Pembangunan bidang kesejahteraan rakyat dan penanggulangan kemiskinan memiliki peran sangat strategis dalam pembangunan bangsa dan negara, karena menyentuh langsung pada berbagai upaya untuk pemenuhan hak dasar penduduk. Oleh karena itu, kebijakan yang diselenggarakan Kementerian Koordinator Bidang Kesejahteraan Rakyat adalah mengkoordinasikan perencanaan dan penyusunan kebijakan serta sinkronisasi pelaksanaan kebijakan dan pengendaliannya terhadap kebijakan-kebijakan sebagai berikut :

  1. Kebijakan pemenuhan hak-hak dasar, yaitu untuk mencapai sasaran-sasaran :
    1. Terpenuhinya kecukupan pangan yang bermutu dan terjangkau;
    2. Terpenuhinya pelayanan kesehatan yang bermutu;
    3. Tersedianya pelayanan pendidikan dasar yang bermutu dan merata;
    4. Terbukanya kesempatan kerja dan berusaha;
    5. Terpenuhinya kebutuhan perumahan dan sanitasi yang layak dan sehat;
    6. Terbukanya kebutuhan air bersih dan aman bagi masyarakat miskin;
    7. Terbukanya akses masyarakat miskin dalam pemanfaatan sumber daya alam dan terjaganya kualitas lingkungan hidup;
    8. Terjamin dan terlindunginya hak perorangan dan hak komunal atas tanah;
    9. Terjaminnya rasa aman dari tindak kekerasan, dan
    10. Meningkatnya partisipasi masyarakat miskin dalam pengambilan keputusan.
  2. Kebijakan pengembangan wilayah untuk mendukung pemenuhan hak dasar, yaitu :
    1. Percepatan pembangunan perdesaan;
    2. Revitalisasi pembangunan perkotaan;
    3. Pengembangan kawasan pesisir;
    4. Percepatan pembangunan daerah tertinggal;

Dalam kaitan dengan arah kebijakan tersebut, kegiatan yang dilakukan Kementerian Koordinator Bidang Kesejahteraan Rakyat adalah melakukan upaya memadukan, menyerasikan dan menyelaraskan secara seimbang antara komponen-komponen pembangunan di bidang kesejahteraan rakyat dan penanggulangan kemiskinan agar upaya pengelolaan pembangunan dapat lebih terarah pada tujuan dan sasaran pembangunan nasional.

Berbagai komponen pembangunan dimaksud adalah instansi teknis yang melaksanakan pembangunan; sedangkan tujuan dan sasaran pembangunan adalah rakyat, penduduk atau masyarakat secara keseluruhan dan departemen/kementerian/ intansi teknis lainnya yang sekaligus sebagai pelaku pembangunan.
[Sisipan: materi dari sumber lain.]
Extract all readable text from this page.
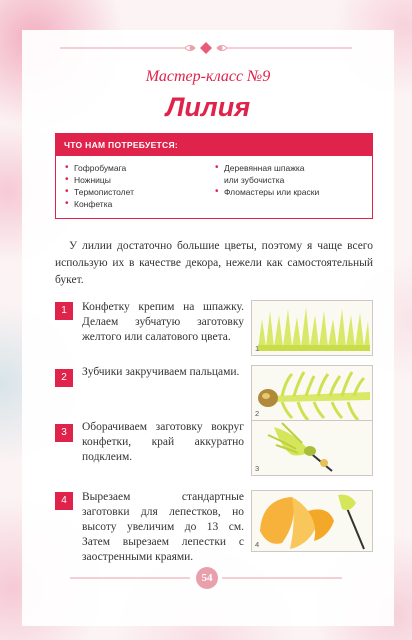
Мастер-класс №9
Лилия
ЧТО НАМ ПОТРЕБУЕТСЯ:
• Гофробумага
• Ножницы
• Термопистолет
• Конфетка
• Деревянная шпажка
или зубочистка
• Фломастеры или краски

У лилии достаточно большие цветы, поэтому я чаще всего использую их в качестве декора, нежели как самостоятельный букет.

1	Конфетку крепим на шпажку. Делаем зубчатую заготовку желтого или салатового цвета.
1
2	Зубчики закручиваем пальцами.
2
3	Оборачиваем заготовку вокруг конфетки, край аккуратно подклеим.
3
4	Вырезаем стандартные заготовки для лепестков, но высоту увеличим до 13 см. Затем вырезаем лепестки с заостренными краями.
4
54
Oleh karena itu perihal penyelarasan arah, tujuan, sasaran, dan percepatan pembangunan dimaksudkan agar mengena sasaran dan segera dapat dinikmati oleh masyarakat luas adalah merupakan esensi dari tugas dan fungsi Kementerian Koordinator Bidang Kesejahteraan Rakyat.

Keseluruhan arah kebijakan tersebut selanjutnya dijabarkan ke dalam sejumlah substansi kegiatan, dan dalam setiap substansi kegiatan memiliki kesamaan perspektif dengan maksud, tujuan dan karakteristik menurut departemen/kementerian/instansi terkait/daerah masing-masing. Dengan demikian, substansi kegiatan merupakan penjabaran lebih lanjut dalam pencapaian tujuan dan sasaran yang memberikan kontribusi bagi pencapaian Visi dan Misi organisasi.